In general, patients with implanted prostheses have no restriction of their daily activities. However, vigorous exercise and contact sports are generally not recommended as these activities theorectically increase stress to the prostheses, wear rate of articulating surface and may give rise to early mechanical failure of implants. Similar to conventional joint arthroplasty for osteoarthritis, bacteria inoculation to the location of artificial joints can happen during episodes of bacteremia secondary to febrile illness, dental extraction or invasive procedures. Antibiotic prophylaxis is advisable to prevent serious complications of infected prostheses. The earlier patients receive aggressive surgical debridement and antibiotic treatment for prosthetic infection of acute onset, the higher the chance the infection can be eradicated. Delay in treatment may result in osteomyelitis that unavoidably requires removal of the prosthesis, multiple operations or even amputation.16,17

The cost of prostheses ranges from HK$65,000 to HK$180,000, depending on the complexity of the prostheses. In Hong Kong, patients need to purchase the prostheses by their own and the cost is not funded by the Government. With the help from medical social workers, patients with financial difficulties can apply sponsorship from charity organisations.

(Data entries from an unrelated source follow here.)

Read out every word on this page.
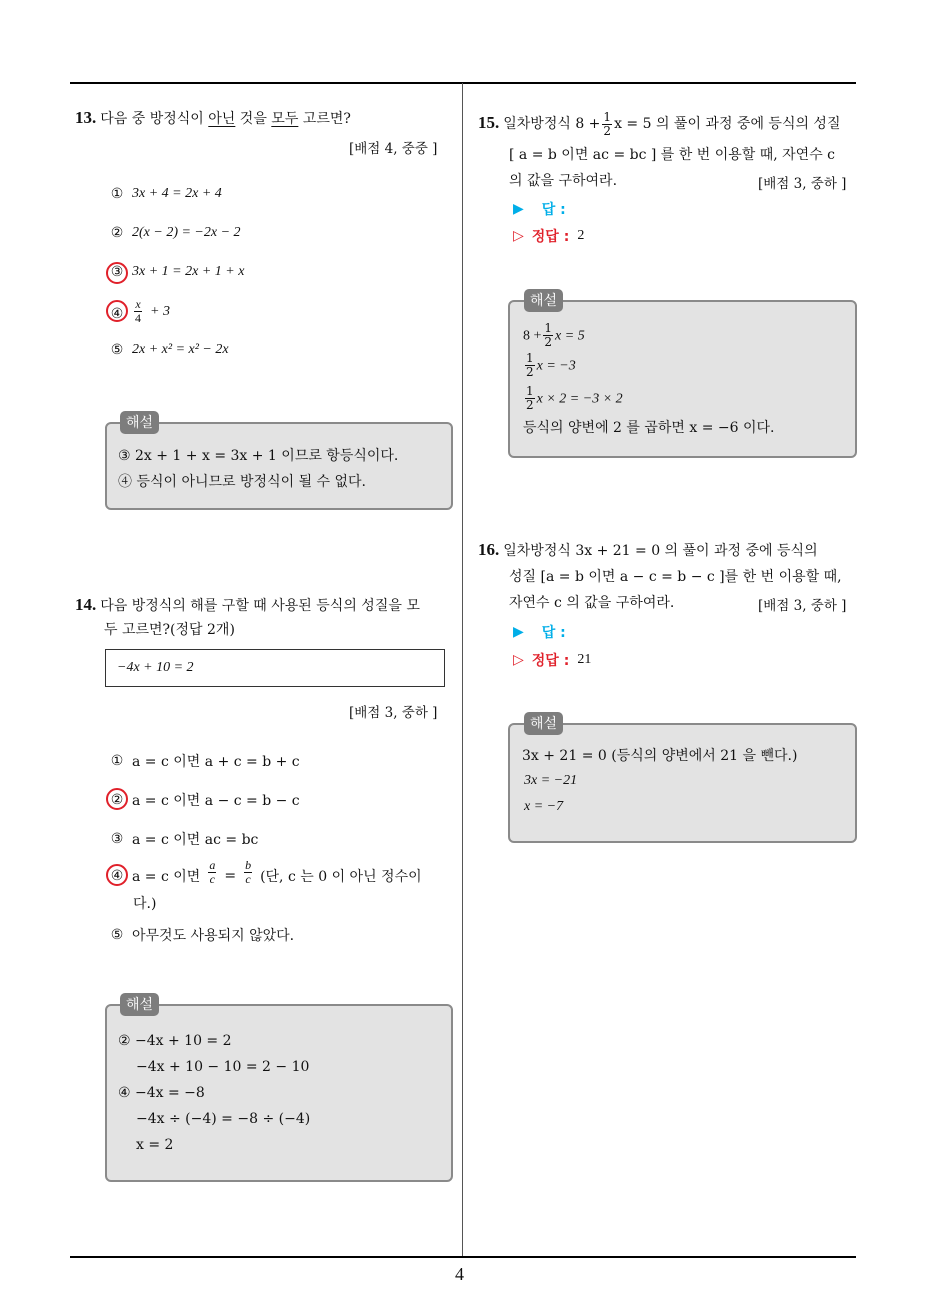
4
13. 다음 중 방정식이 아닌 것을 모두 고르면?
[배점 4, 중중 ]
① 3x + 4 = 2x + 4
② 2(x − 2) = −2x − 2
③ 3x + 1 = 2x + 1 + x
④ $\frac{x}{4} + 3$
⑤ 2x + x² = x² − 2x
해설
③ 2x + 1 + x = 3x + 1 이므로 항등식이다.
④ 등식이 아니므로 방정식이 될 수 없다.
14. 다음 방정식의 해를 구할 때 사용된 등식의 성질을 모
두 고르면?(정답 2개)
−4x + 10 = 2
[배점 3, 중하 ]
① a = c 이면 a + c = b + c
② a = c 이면 a − c = b − c
③ a = c 이면 ac = bc
④ a = c 이면 $\frac{a}{c} = \frac{b}{c}$ (단, c 는 0 이 아닌 정수이
다.)
⑤ 아무것도 사용되지 않았다.
해설
② −4x + 10 = 2
−4x + 10 − 10 = 2 − 10
④ −4x = −8
−4x ÷ (−4) = −8 ÷ (−4)
x = 2
15. 일차방정식 $8 + \frac{1}{2}$ x = 5 의 풀이 과정 중에 등식의 성질
[ a = b 이면 ac = bc ] 를 한 번 이용할 때, 자연수 c
의 값을 구하여라.	[배점 3, 중하 ]
▶ 답 :
▷ 정답 : 2
해설
$8 + \frac{1}{2}$ x = 5
$\frac{1}{2}$ x = −3
$\frac{1}{2}$ x × 2 = −3 × 2
등식의 양변에 2 를 곱하면 x = −6 이다.
16. 일차방정식 3x + 21 = 0 의 풀이 과정 중에 등식의
성질 [a = b 이면 a − c = b − c ]를 한 번 이용할 때,
자연수 c 의 값을 구하여라.	[배점 3, 중하 ]
▶ 답 :
▷ 정답 : 21
해설
3x + 21 = 0 (등식의 양변에서 21 을 뺀다.)
3x = −21
x = −7
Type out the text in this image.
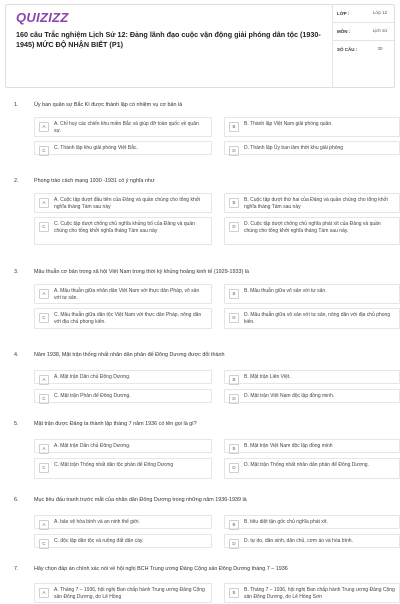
QUIZIZZ
160 câu Trắc nghiệm Lịch Sử 12: Đảng lãnh đạo cuộc vận động giải phóng dân tộc (1930-1945) MỨC ĐỘ NHẬN BIẾT (P1)
LỚP :	Lớp 12
MÔN :	Lịch sử
SỐ CÂU :	30
1.	Ủy ban quân sự Bắc Kì được thành lập có nhiệm vụ cơ bản là
A	A. Chỉ huy các chiến khu miền Bắc và giúp đỡ toàn quốc về quân sự.
B	B. Thành lập Việt Nam giải phóng quân.
C	C. Thành lập khu giải phóng Việt Bắc.	D	D. Thành lập Ủy ban lâm thời khu giải phóng
2.	Phong trào cách mạng 1930 -1931 có ý nghĩa như
A	A. Cuộc tập dượt đầu tiên của Đảng và quần chúng cho tổng khởi nghĩa tháng Tám sau này
B	B. Cuộc tập dượt thứ hai của Đảng và quần chúng cho tổng khởi nghĩa tháng Tám sau này
C	C. Cuộc tập dượt chống chủ nghĩa khủng bố của Đảng và quần chúng cho tổng khởi nghĩa tháng Tám sau này
D	D. Cuộc tập dượt chống chủ nghĩa phát xít của Đảng và quần chúng cho tổng khởi nghĩa tháng Tám sau này.
3.	Mâu thuẫn cơ bản trong xã hội Việt Nam trong thời kỳ khủng hoảng kinh tế (1929-1933) là
A	A. Mâu thuẫn giữa nhân dân Việt Nam với thực dân Pháp, vô sản với tư sản.
B	B. Mâu thuẫn giữa vô sản với tư sản.
C	C. Mâu thuẫn giữa dân tộc Việt Nam với thực dân Pháp, nông dân với địa chủ phong kiến.
D	D. Mâu thuẫn giữa vô sản với tư sản, nông dân với địa chủ phong kiến.
4.	Năm 1938, Mặt trận thống nhất nhân dân phản đế Đông Dương được đổi thành
A	A. Mặt trận Dân chủ Đông Dương.	B	B. Mặt trận Liên Việt.
C	C. Mặt trận Phản đế Đông Dương.	D	D. Mặt trận Việt Nam độc lập đồng minh.
5.	Mặt trận được Đảng ta thành lập tháng 7 năm 1936 có tên gọi là gì?
A	A. Mặt trận Dân chủ Đông Dương.	B	B. Mặt trận Việt Nam độc lập đồng minh
C	C. Mặt trận Thống nhất dân tộc phản đế Đông Dương	D	D. Mặt trận Thống nhất nhân dân phản đế Đông Dương.
6.	Mục tiêu đấu tranh trước mắt của nhân dân Đông Dương trong những năm 1936-1939 là
A	A. bảo vệ hòa bình và an ninh thế giới.	B	B. tiêu diệt tận gốc chủ nghĩa phát xít.
C	C. độc lập dân tộc và ruộng đất dân cày.	D	D. tự do, dân sinh, dân chủ, cơm áo và hòa bình.
7.	Hãy chọn đáp án chính xác nói về hội nghị BCH Trung ương Đảng Cộng sản Đông Dương tháng 7 – 1936
A	A. Tháng 7 – 1936, hội nghị Ban chấp hành Trung ương Đảng Cộng sản Đông Dương, do Lê Hồng
B	B. Tháng 7 – 1936, hội nghị Ban chấp hành Trung ương Đảng Cộng sản Đông Dương, do Lê Hồng Sơn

In conclusion, surgical management of paediatric bone sarcoma is challenging. Effective chemotherapy and advances in surgical techniques make limb sparing surgery possible and offers adequate disease control comparable to the results obtained by amputations. With advances in design, material technology and surgical techniques, modern implanted tumour prostheses are more durable, less short term complications and can achieve good limbs function.